Observability and Turning Your Data into Intelligence

In addition to helping enterprises improve their security posture, a service mesh also greatly improves observability through traces and metrics that allow operators to quickly root cause any failures and ensure resilient applications. Enabling the rapid resolution of performance problems allows DevOps teams to reduce mean time to resolution (MTTR) and optimize engineering efficiency

The broader market trends around observability and advanced analytics with open source technologies are also key to the success of companies adopting service mesh. There are challenges around managing microservices environments, and teams need better ways of identifying the sources of performance issues in order to resolve problems faster and more efficiently. Complex microservices-based applications generate very large amounts of data. Many open source projects are addressing this by making it easier for users to collect data from these environments, and advancements in analytics tools are enabling users to extract the signal from the noise, quickly directing users to the source of performance problems. 

Overcoming this challenge is why we created Aspen Mesh Rapid Resolve. It allows users to see any configuration or policy changes made within Kubernetes clusters, which is almost always the cause of failures. The Rapid Resolve timeline view makes it simple for operators to look back in time to pinpoint any changes that resulted in performance degradation. 

Aspen Mesh Rapid Resolve

This enables Aspen Mesh users to identify root causes, report actions and apply fixing configurations all in one place. For example, the Rapid Resolve suite offers many new features including:

  • Restore: a smarter, machine-assisted way to effectively reduce the set of things an operator or developer has to look through to find the root cause of failure in their environment. Root causing in distributed architectures is hard. Aspen Mesh Restore immediately alerts engineers to any performance outside acceptable thresholds and makes it obvious where any configuration, application or infrastructure changes occurred that are likely to be breaking changes.
  • Replay: a one-stop shop for application troubleshooting and reducing time to recovery. Aspen Mesh Replay gives you the current and the past view of your cluster state, including microservices connectivity, traffic and service health, and relevant events like configuration changes and alerts along the way. This view is great for understanding and diagnosing cascading failures. You can easily roll back in time and detect where a failure started. It's also a good tool for sharing information in larger groups where you can track the health of your cluster visually over time.

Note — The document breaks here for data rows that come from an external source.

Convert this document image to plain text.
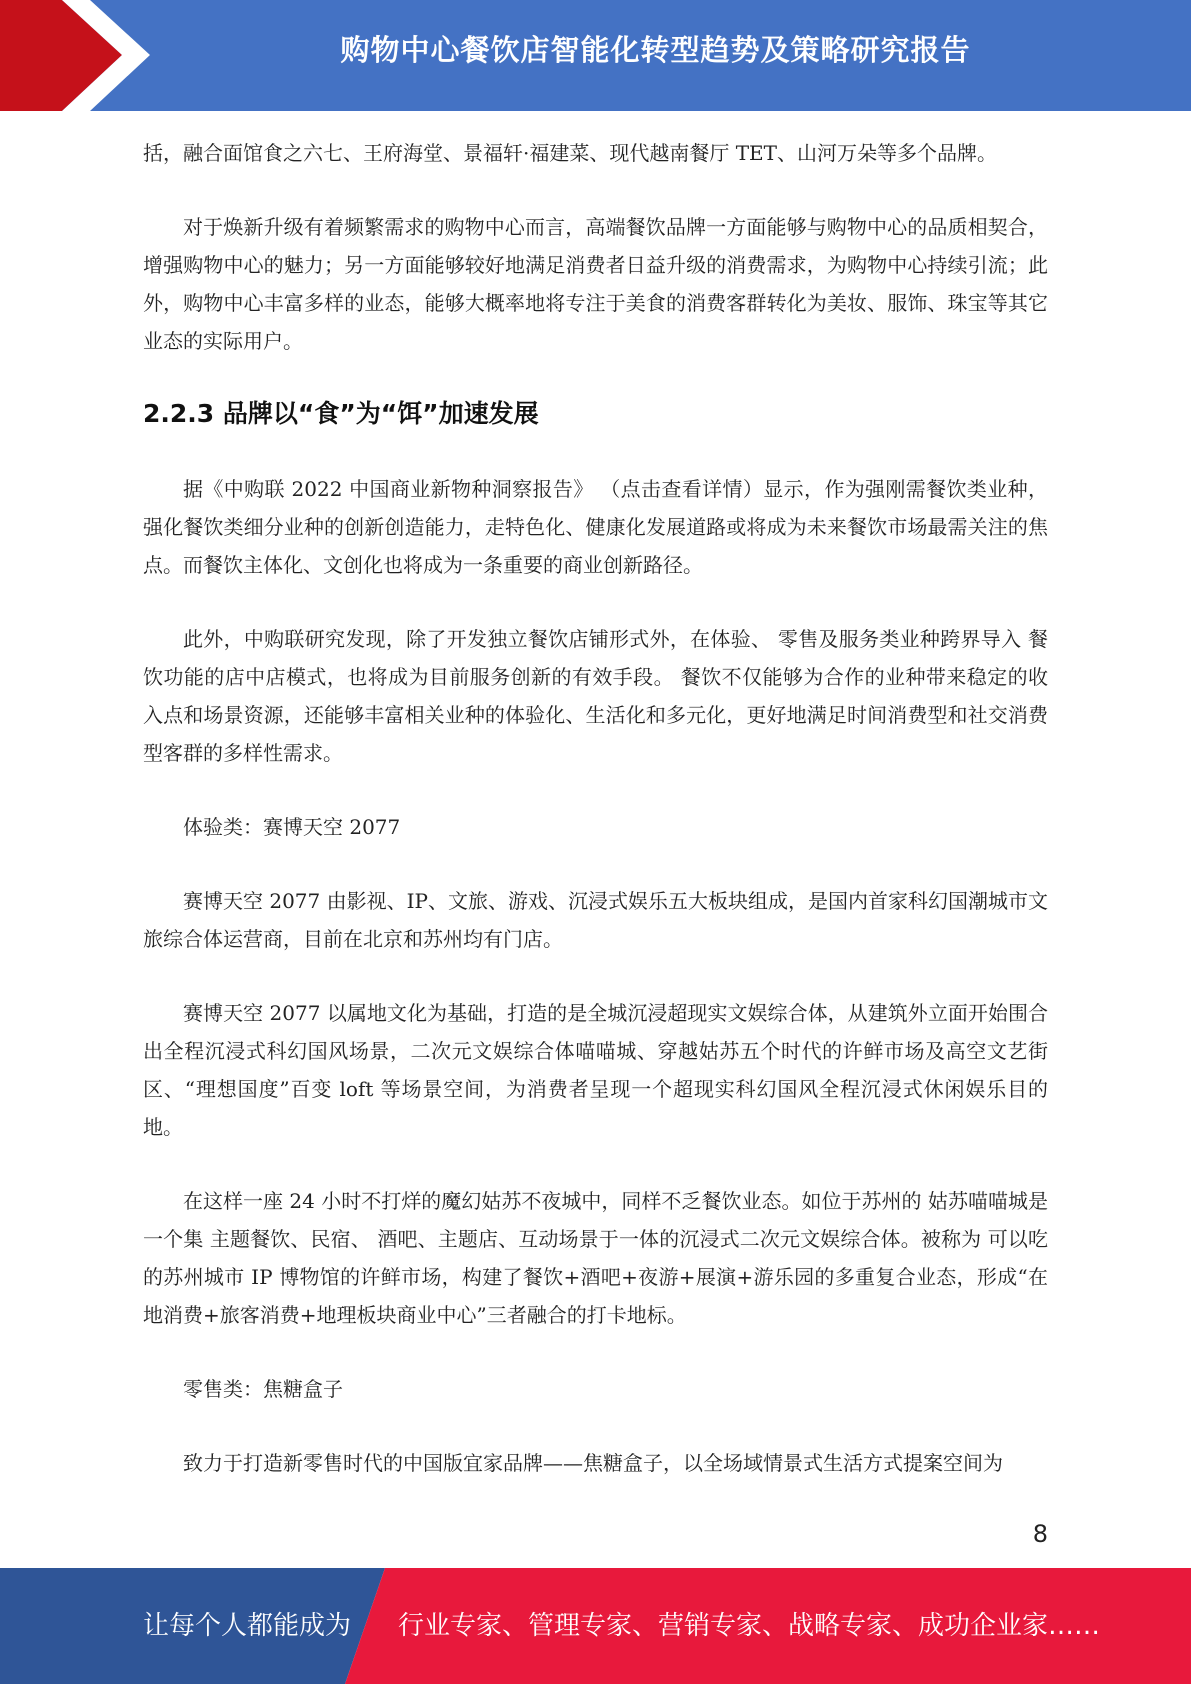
购物中心餐饮店智能化转型趋势及策略研究报告

括，融合面馆食之六七、王府海堂、景福轩·福建菜、现代越南餐厅 TET、山河万朵等多个品牌。

对于焕新升级有着频繁需求的购物中心而言，高端餐饮品牌一方面能够与购物中心的品质相契合，增强购物中心的魅力；另一方面能够较好地满足消费者日益升级的消费需求，为购物中心持续引流；此外，购物中心丰富多样的业态，能够大概率地将专注于美食的消费客群转化为美妆、服饰、珠宝等其它业态的实际用户。

2.2.3 品牌以“食”为“饵”加速发展

据《中购联 2022 中国商业新物种洞察报告》 （点击查看详情）显示，作为强刚需餐饮类业种，强化餐饮类细分业种的创新创造能力，走特色化、健康化发展道路或将成为未来餐饮市场最需关注的焦点。而餐饮主体化、文创化也将成为一条重要的商业创新路径。

此外，中购联研究发现，除了开发独立餐饮店铺形式外，在体验、 零售及服务类业种跨界导入 餐饮功能的店中店模式，也将成为目前服务创新的有效手段。 餐饮不仅能够为合作的业种带来稳定的收入点和场景资源，还能够丰富相关业种的体验化、生活化和多元化，更好地满足时间消费型和社交消费型客群的多样性需求。

体验类：赛博天空 2077

赛博天空 2077 由影视、IP、文旅、游戏、沉浸式娱乐五大板块组成，是国内首家科幻国潮城市文旅综合体运营商，目前在北京和苏州均有门店。

赛博天空 2077 以属地文化为基础，打造的是全城沉浸超现实文娱综合体，从建筑外立面开始围合出全程沉浸式科幻国风场景，二次元文娱综合体喵喵城、穿越姑苏五个时代的许鲜市场及高空文艺街区、“理想国度”百变 loft 等场景空间，为消费者呈现一个超现实科幻国风全程沉浸式休闲娱乐目的地。

在这样一座 24 小时不打烊的魔幻姑苏不夜城中，同样不乏餐饮业态。如位于苏州的 姑苏喵喵城是一个集 主题餐饮、民宿、 酒吧、主题店、互动场景于一体的沉浸式二次元文娱综合体。被称为 可以吃的苏州城市 IP 博物馆的许鲜市场，构建了餐饮+酒吧+夜游+展演+游乐园的多重复合业态，形成“在地消费+旅客消费+地理板块商业中心”三者融合的打卡地标。

零售类：焦糖盒子

致力于打造新零售时代的中国版宜家品牌——焦糖盒子，以全场域情景式生活方式提案空间为

8
让每个人都能成为 行业专家、管理专家、营销专家、战略专家、成功企业家……
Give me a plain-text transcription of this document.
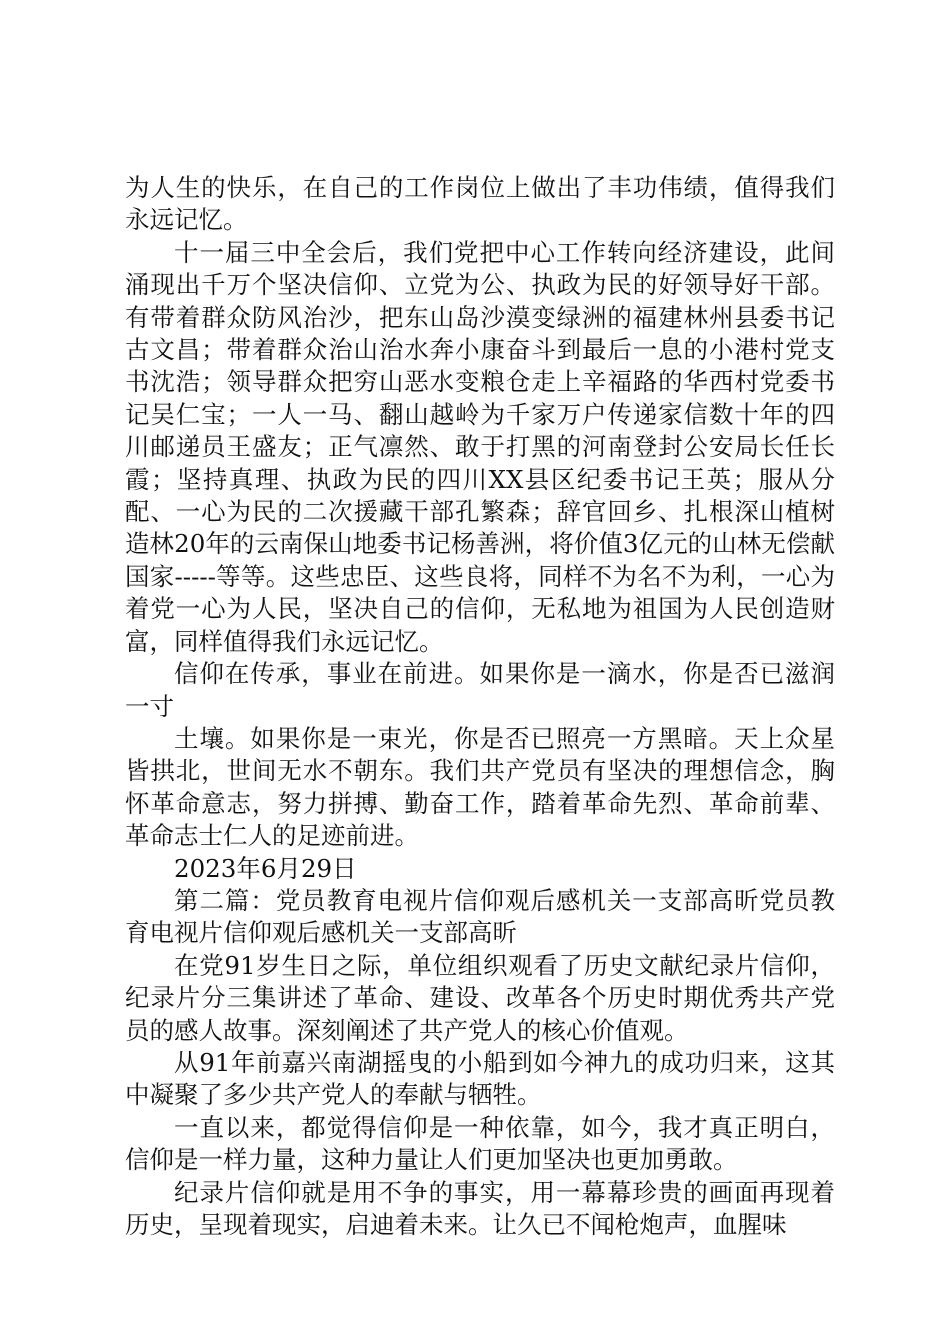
为人生的快乐，在自己的工作岗位上做出了丰功伟绩，值得我们永远记忆。

十一届三中全会后，我们党把中心工作转向经济建设，此间涌现出千万个坚决信仰、立党为公、执政为民的好领导好干部。有带着群众防风治沙，把东山岛沙漠变绿洲的福建林州县委书记古文昌；带着群众治山治水奔小康奋斗到最后一息的小港村党支书沈浩；领导群众把穷山恶水变粮仓走上辛福路的华西村党委书记吴仁宝；一人一马、翻山越岭为千家万户传递家信数十年的四川邮递员王盛友；正气凛然、敢于打黑的河南登封公安局长任长霞；坚持真理、执政为民的四川XX县区纪委书记王英；服从分配、一心为民的二次援藏干部孔繁森；辞官回乡、扎根深山植树造林20年的云南保山地委书记杨善洲，将价值3亿元的山林无偿献国家-----等等。这些忠臣、这些良将，同样不为名不为利，一心为着党一心为人民，坚决自己的信仰，无私地为祖国为人民创造财富，同样值得我们永远记忆。

信仰在传承，事业在前进。如果你是一滴水，你是否已滋润一寸

土壤。如果你是一束光，你是否已照亮一方黑暗。天上众星皆拱北，世间无水不朝东。我们共产党员有坚决的理想信念，胸怀革命意志，努力拼搏、勤奋工作，踏着革命先烈、革命前辈、革命志士仁人的足迹前进。

2023年6月29日

第二篇：党员教育电视片信仰观后感机关一支部高昕党员教育电视片信仰观后感机关一支部高昕

在党91岁生日之际，单位组织观看了历史文献纪录片信仰，纪录片分三集讲述了革命、建设、改革各个历史时期优秀共产党员的感人故事。深刻阐述了共产党人的核心价值观。

从91年前嘉兴南湖摇曳的小船到如今神九的成功归来，这其中凝聚了多少共产党人的奉献与牺牲。

一直以来，都觉得信仰是一种依靠，如今，我才真正明白，信仰是一样力量，这种力量让人们更加坚决也更加勇敢。

纪录片信仰就是用不争的事实，用一幕幕珍贵的画面再现着历史，呈现着现实，启迪着未来。让久已不闻枪炮声，血腥味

The Future of Service Mesh

Companies strive for stability with agility, which allows them to meet the market and users where they are, and thrive even in an uncertain marketplace. According to 451 Research,

“Businesses are employing containers, Kubernetes and microservices as tools that allow them to more quickly respond to customer demands and competitive threats. However, these technologies introduce new and potentially significant management challenges. Advanced organizations have turned to service mesh to help solve some of these problems. Service mesh technology can remove infrastructure burdens from developers, enabling them to focus on creating valuable application features rather than managing the mechanics of microservices communications. But managing the communications layer isn’t the only benefit a service mesh brings to the table. Increasingly, users are recognizing the role service meshes can play in collecting and analyzing important observability data, as well as their ability to support security requirements.”

The adoption of containers, Kubernetes and service mesh is continuing to grow, and both security and observability will be key drivers that increase service mesh adoption in the coming years.